DURP - eZine from the progressive ocean

Interview

Nicht “Somewhere Out In Space” - so der Titel des aktuellen Studioalben der deutschen Melodic-Metal-Band - sondern schlicht im Tourbus unterhielt ich micht mit Bassist Dirk Schlächter, und den beiden Neuzugängen Henjo Richter an der Gitarre und Drummer Dan Zimmermann. Frontmann Kai Hansen war gesundheitlich an diesem Tag nicht so gut drauf und wollte sich für den Gig schonen. Aber es wurde auch so eine fröhliche Unterhaltung.

Nach dem Ausstieg von Kai bei Helloween 1988 begann die Erfolgsstory von Gamma Ray. Bisher kann man auf fünf Studioalben zurückblicken, die sich teilweise weit über hunderttausend Mal verkauften. Den Namen lieh man sich von einem Kultsong der Krautrocker von Birth Control, den man auf der dritten Scheibe “Insanity und Genius” dann folgerichtig auch coverte. Birth Control sind ja auch wieder ziemlich aktiv, handeln sich von den Medien jedoch oft Schelte ein. Was Henjo dann aber doch für übertrieben hält:

“Ich hab sie in Wacken gesehen. Das klang aber alles ganz nett - ziemlich alt natürlich. Sie haben allerdings übertrieben lange Soli gemacht. Aber immerhin - sie haben zwischen all diesen neuen Bands gespielt und ich glaube auch nicht, daß sie so schlecht ankamen.”
Vielleicht hat man ja einfach den Zeitpunkt zum Aufhören verpaßt. Als ich jedoch wissen will, ob Gamma Ray das auch passieren kann, ernte ich eher Unverständnis.

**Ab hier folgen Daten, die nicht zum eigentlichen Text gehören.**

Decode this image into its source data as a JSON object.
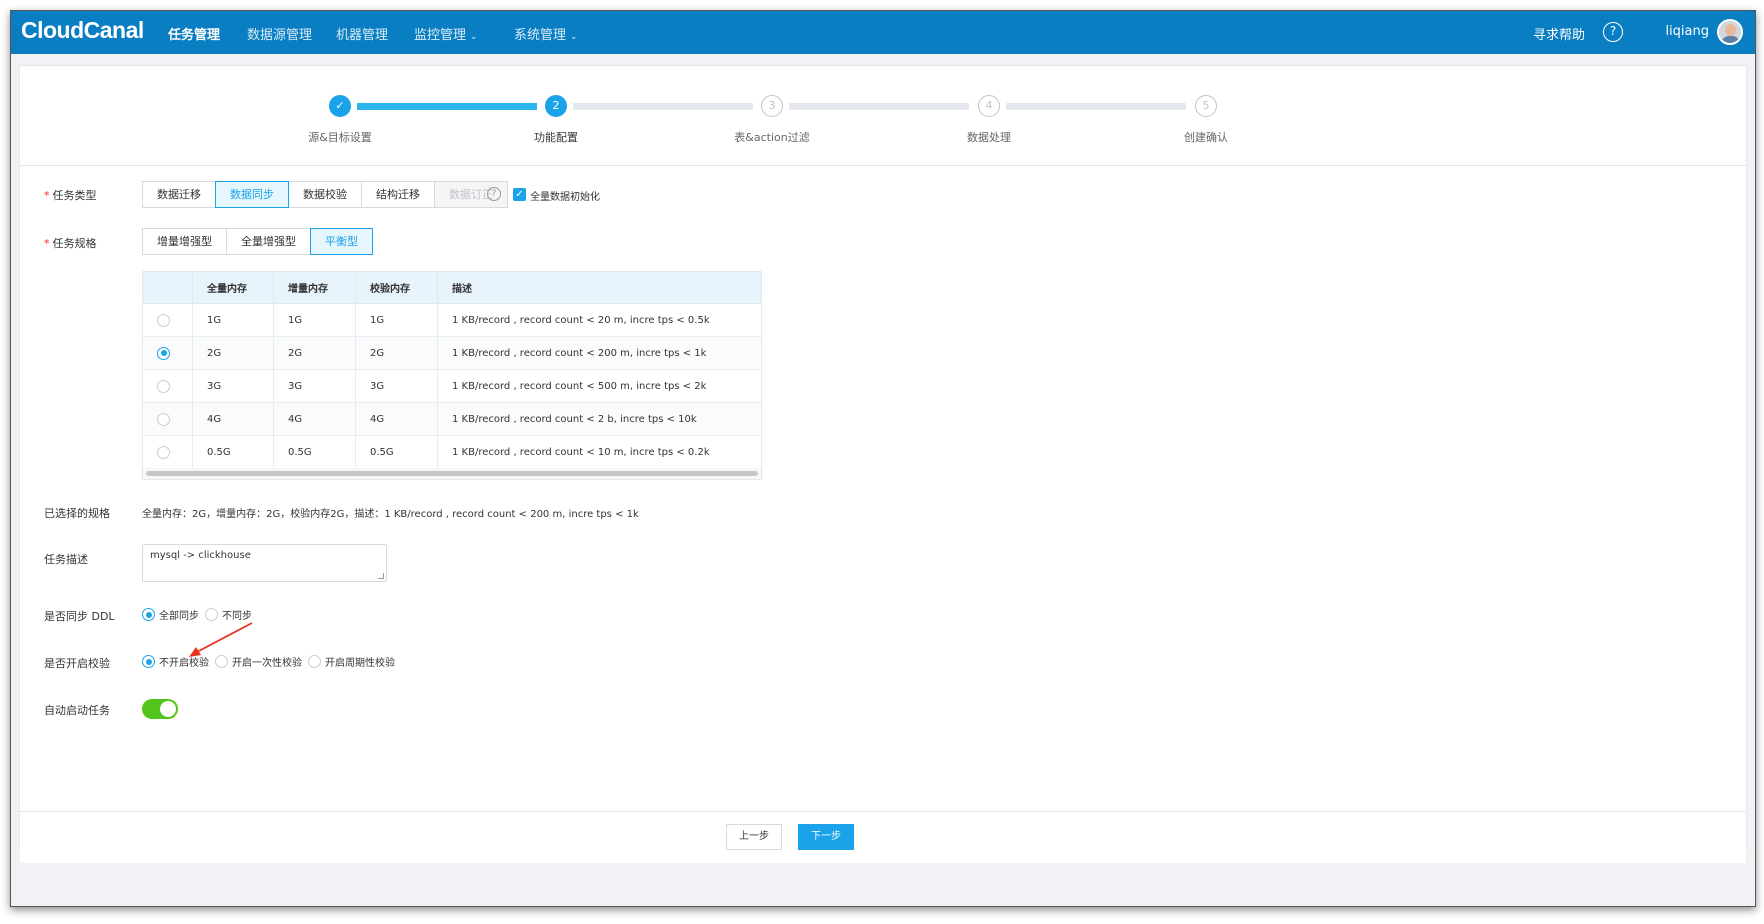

“Wir sind ja noch nicht alt! Für uns ist noch lange nicht der Zeitpunkt gekommen. Wir sind Musiker mit Herz. Diese Musik ist unsere Bestimmung, da kann man nicht zu alt für sein.”
War ja zugegebenermaßen ‘ne reichlich blöde Frage von mir. Und das auch noch gleich zu Anfang. Wenden wir uns einem erfreulicheren Thema zu. Auch wenn es in den Charts von Metalbands nicht gerade wimmelt, Gamma Ray ist immer für eine Chartnotierung gut. Auch das neue Album landete locker in den Dreißigern. Welche Bedeutung mißt man dem bei?

“Man fällt vielleicht etwas mehr auf, wenn man so eine Chartnotierung hat. Man ist da nur leider nicht besonders lange. Aber es ist schon ein Statussymbol.”
Außerdem scheint es ja auch der ganzen Szene wieder besser zu gehen. Ich bringe Hammerfall ins Spiel, mit denen man ja diese Tour bestreitet, außerdem ist noch Jag Panzer mit dabei - ein ziemlich geiles Package also. Es geht also wieder aufwärts?

“Sonst würde so ein Charteinstieg ja nicht passieren, Hammerfall haben angefangen, wir hinterher. Ich glaube schon, daß es ein Zeichen für einen Aufschwung ist”, meint Dirk und Dan ergänzt: “
Gerade Newcomerbands wie Hammerfall die geben der Szene wieder einen Kick - wie eine Blutauffrischung. Davon profitiert natürlich die ganze Szene. Bei der Autogrammstunde ist mir aufgefallen, daß auch wieder ganz junge Leute kommen, nicht mehr nur die alten Fans aus der Hochzeit des Melodic-Metals, als Helloween die großen Erfolge hatte. Da tut sich was.”
Da kann von Stagnation sprechen, wer will.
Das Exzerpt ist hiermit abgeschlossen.